Untuk mengakali hal itu terpaksa RS minta Lettu D dirawat-inapkan biar agar RS tidak merugi. Gara-gara hal tersebut jadi lamalah itu pemeriksaan bisa dikerjakan. Sementara itu pada tanggal 17 Maret (5 hari lagi dari tanggal pemukulan) nama peserta pelatihan sudah harus ditentukan. Karena hal itu Lettu D menginginkan agar pemeriksaannya bisa dikerjakan saja segera di RS Swasta biar cepat dan namanya di-clear-kan dari masalah kemungkinan penyakit jantung. Tapi ngga bisalah, itu di luar protap pemeriksaan RS. Jadinya dr. Arief disidang gelap internal oleh 9 perwira karena dianggap mempersulit Lettu D dan babak belurlah korban hingga gegar otak dsb.. Korban terpaksa dirawat di Rumah Sakit Umum Pusat Angkatan Udara Hardjolukito, Yogyakarta.

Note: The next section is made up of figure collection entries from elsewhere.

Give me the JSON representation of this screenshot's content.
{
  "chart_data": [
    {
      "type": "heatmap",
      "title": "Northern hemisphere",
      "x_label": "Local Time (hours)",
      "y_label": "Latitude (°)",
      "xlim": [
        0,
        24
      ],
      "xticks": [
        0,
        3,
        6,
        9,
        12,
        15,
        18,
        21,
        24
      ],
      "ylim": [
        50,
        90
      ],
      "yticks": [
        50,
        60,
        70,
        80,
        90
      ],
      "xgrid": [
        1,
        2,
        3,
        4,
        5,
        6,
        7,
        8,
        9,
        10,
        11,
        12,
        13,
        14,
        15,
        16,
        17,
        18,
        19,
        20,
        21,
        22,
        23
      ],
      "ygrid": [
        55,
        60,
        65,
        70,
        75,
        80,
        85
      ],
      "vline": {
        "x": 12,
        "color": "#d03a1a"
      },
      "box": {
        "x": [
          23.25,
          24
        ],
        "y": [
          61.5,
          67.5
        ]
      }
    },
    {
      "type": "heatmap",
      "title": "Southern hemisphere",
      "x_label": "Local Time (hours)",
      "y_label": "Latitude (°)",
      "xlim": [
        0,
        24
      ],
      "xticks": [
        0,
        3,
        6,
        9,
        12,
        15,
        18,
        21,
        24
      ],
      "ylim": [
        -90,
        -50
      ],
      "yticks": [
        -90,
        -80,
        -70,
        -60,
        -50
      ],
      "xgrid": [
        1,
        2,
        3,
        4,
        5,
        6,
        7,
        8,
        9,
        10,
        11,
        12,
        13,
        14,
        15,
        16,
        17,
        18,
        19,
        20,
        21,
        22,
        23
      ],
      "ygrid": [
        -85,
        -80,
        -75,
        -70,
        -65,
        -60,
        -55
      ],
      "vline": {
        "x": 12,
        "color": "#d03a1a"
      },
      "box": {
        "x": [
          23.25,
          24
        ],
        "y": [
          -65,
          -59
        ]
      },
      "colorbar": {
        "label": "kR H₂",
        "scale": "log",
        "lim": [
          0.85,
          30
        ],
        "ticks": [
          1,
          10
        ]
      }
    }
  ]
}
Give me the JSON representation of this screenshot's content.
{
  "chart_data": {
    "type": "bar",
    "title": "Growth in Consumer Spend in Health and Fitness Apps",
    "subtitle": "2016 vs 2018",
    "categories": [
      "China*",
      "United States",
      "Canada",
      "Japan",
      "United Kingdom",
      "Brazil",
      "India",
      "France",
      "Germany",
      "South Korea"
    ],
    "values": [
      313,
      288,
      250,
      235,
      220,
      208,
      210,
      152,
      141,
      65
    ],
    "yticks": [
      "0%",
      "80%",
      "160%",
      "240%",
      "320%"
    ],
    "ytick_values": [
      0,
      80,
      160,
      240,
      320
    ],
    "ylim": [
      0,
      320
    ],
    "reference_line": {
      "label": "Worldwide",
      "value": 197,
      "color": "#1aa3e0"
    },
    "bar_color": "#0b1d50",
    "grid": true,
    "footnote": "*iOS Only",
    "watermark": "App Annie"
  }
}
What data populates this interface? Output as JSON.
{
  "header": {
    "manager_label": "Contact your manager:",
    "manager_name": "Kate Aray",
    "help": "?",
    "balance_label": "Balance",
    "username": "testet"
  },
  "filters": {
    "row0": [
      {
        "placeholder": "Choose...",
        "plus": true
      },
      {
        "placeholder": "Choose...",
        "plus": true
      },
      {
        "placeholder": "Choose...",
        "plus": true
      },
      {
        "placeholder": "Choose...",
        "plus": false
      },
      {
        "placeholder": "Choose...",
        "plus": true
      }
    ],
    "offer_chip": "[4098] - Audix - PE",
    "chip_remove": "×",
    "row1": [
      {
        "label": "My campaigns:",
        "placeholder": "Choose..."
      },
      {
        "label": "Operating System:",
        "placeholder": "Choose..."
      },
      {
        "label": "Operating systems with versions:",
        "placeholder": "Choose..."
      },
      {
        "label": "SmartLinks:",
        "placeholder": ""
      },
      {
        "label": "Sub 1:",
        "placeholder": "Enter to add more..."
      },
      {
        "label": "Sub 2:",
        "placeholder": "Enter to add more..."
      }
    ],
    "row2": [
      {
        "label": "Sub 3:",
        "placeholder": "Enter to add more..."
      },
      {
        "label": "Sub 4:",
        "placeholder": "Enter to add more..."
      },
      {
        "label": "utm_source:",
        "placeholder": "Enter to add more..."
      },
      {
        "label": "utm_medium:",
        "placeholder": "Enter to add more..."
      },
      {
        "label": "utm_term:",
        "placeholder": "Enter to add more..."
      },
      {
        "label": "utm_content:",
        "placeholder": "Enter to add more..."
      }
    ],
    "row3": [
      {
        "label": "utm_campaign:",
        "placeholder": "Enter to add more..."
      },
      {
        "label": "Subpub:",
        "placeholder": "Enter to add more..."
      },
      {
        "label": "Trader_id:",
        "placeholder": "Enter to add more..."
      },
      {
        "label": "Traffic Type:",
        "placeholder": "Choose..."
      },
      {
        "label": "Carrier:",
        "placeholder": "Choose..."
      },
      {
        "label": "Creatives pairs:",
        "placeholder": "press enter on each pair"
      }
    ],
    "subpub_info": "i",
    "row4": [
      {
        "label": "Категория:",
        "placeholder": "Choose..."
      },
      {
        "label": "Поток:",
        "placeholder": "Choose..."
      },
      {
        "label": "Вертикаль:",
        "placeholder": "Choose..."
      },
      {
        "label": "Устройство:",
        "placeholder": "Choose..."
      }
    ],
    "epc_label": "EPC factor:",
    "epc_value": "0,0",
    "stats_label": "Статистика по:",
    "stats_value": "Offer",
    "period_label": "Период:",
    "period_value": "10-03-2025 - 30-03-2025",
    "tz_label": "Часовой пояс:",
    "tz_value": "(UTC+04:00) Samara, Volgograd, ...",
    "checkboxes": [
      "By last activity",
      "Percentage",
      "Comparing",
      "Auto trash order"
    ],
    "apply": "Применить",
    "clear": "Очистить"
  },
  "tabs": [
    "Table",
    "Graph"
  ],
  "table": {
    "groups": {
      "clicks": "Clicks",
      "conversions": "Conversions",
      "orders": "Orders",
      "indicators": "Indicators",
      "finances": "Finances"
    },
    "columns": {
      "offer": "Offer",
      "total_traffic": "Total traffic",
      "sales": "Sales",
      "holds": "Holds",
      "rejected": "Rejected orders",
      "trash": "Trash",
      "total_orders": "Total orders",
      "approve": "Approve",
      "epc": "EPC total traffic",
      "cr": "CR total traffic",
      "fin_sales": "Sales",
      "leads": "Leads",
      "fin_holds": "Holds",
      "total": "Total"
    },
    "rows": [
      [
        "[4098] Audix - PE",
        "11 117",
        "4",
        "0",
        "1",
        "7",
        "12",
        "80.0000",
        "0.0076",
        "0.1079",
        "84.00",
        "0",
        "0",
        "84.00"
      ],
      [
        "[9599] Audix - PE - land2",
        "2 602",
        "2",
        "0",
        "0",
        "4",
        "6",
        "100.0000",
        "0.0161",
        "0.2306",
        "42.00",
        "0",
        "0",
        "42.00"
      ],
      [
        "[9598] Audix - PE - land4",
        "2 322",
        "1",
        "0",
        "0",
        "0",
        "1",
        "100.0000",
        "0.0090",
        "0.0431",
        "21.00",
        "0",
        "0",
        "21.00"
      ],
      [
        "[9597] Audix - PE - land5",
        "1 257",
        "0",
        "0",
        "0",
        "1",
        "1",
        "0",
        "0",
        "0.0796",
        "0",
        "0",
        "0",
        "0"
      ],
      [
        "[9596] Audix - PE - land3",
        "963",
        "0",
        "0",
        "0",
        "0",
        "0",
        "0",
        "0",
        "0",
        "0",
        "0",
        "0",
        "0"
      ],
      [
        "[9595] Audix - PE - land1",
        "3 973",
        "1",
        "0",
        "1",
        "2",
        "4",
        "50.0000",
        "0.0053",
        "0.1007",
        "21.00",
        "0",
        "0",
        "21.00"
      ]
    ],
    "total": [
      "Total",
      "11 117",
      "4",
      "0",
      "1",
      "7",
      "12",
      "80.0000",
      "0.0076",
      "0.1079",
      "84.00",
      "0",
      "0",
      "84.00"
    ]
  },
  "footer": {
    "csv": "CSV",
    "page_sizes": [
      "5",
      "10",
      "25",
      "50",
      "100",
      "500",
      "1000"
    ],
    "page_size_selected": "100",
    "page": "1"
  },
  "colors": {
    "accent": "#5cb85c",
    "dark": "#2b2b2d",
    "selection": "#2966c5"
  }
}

Berdasarkan informasi, teman sejawat yang membesuk dr. Arief, akar masalah adalah pertama, Lettu D merasa dipersulit oleh dr. Arief berkaitan dengan pemeriksaan fisiknya. Hasil pemeriksaan diperlukan segera untuk prasyarat pendidikan sertifikat brevet penerbang pesawat jet yang pada akhirnya untuk kenaikan pangkat Lettu D. Di lain pihak dr. Arief tidak bisa memberikan surat keterangan sehat sebelum melakukan Cardiac CT Scan terhadap kondisi jantung Lettu D. Kedua, Lettu D meminta untuk diberi surat keterangan sehat segera yang melanggar prortap RS yang tidak bisa diluluskan oleh dr. Arief. Ketiga, sudah dirawat inap karena alasan tarif INA CBG yang rendah, tapi surat kesehatan belum juga jelas. Sejumlah faktor tersebut, dr. Arief dikeroyok dan dipukuli dengan botol teh oleh 9 tentara di kantin RS Tentara! Luaaar biasa mengerikan bukan...?
Pada kesempatan ini penulis sekali lagi menyampaikan: “BPJS harus mengubah kebijakan yang membolehkan tentara dan polisi peserta JKN dapat menggunakan pelayanan kesehatan sipil publik atau swasta” Kembalikan tentara dan polisi peserta JKN hanya berobat pada RS TNI maupun POLRI saja! Cegah kejadian yang buruk pada perawat dan dokter di RS sipil publik maupun swasta!